Background: Children with disabilities are twice as likely to have overweight/obesity than their typically developing peers. Higher weights in these individuals may compound challenges already experienced with their disability, including mobility and activities of daily living. However, children with disabilities often find it challenging accessing weight management care. It is therefore important to understand the experiences and needs of the health care professionals (HCPs) who work in specialized pediatric weight management clinics about providing weight-related care to children with disabilities. Methods: Employing an interpretive description approach, purposeful sampling was used to recruit 17 HCP participants working in pediatric weight management settings in Canada. Qualitative semistructured interviews were conducted online or via telephone. All interview recordings were transcribed and a reflexive thematic analysis approach was used to develop themes from the data. Results: Four themes were developed: (1) infrequent referrals leads to a lack of experience with children with disabilities; (2) adapting group-based clinics can be challenging; (3) perceived lack of disability-specific knowledge causes moral distress; and (4) disability-specific training and greater interdisciplinary collaboration are desired. Conclusions: This work identifies the urgent need for more evidence-based, specialized, weight-related treatment options for children with disabilities, as well as more support for HCPs working in existing programs.

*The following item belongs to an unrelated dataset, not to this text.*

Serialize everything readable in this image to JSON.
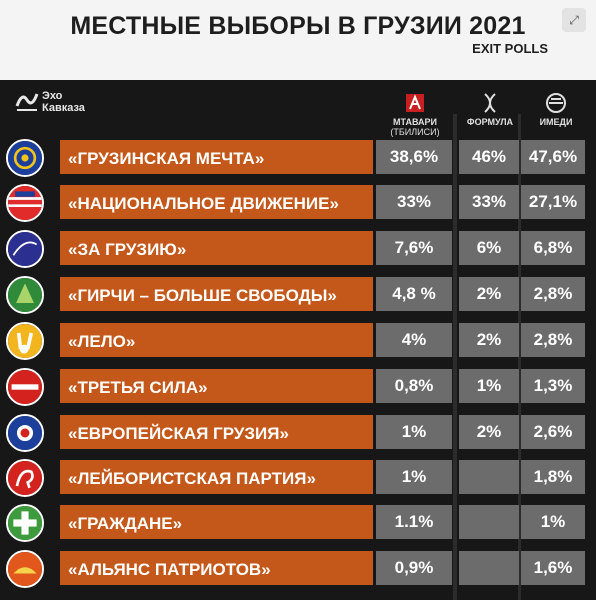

Attrition from paediatric weight management impacts anthropometric outcomes at 2 years, but not health-related quality of life.

The study objective is to evaluate the influence of attrition from a paediatric weight management program (PWM) on health indicators over a 2-year period. In this observational study, children and youth with obesity were recruited at entry into a family-based behaviour modification PWM and had four research study visits, independent of clinic visits, over 2 years. Participants were divided into attrition groups based on length of clinic enrolment. Body composition, cardiometabolic health and health-related quality of life (HRQoL) were assessed. Among 269 children enrolled, 19% had no clinic treatment visit, 16% had treatment visits only up to 6 months, 23% up to 1 year and 42% had at least one clinic visit after 1 year (No Attrition). Greater declines in BMI z-score and body fat were seen at 2 years in children with No Attrition, while improvements in HRQoL were similar for all attrition groups. Children who attended at least one treatment visit reported improved HRQoL up to 2 years, regardless of duration in clinic. In contrast, declines in body fat and BMI z-score were greater at 2 years for those with at least one visit after 1 year. Continued efforts to reduce attrition are likely to improve anthropometric health outcomes during PWM.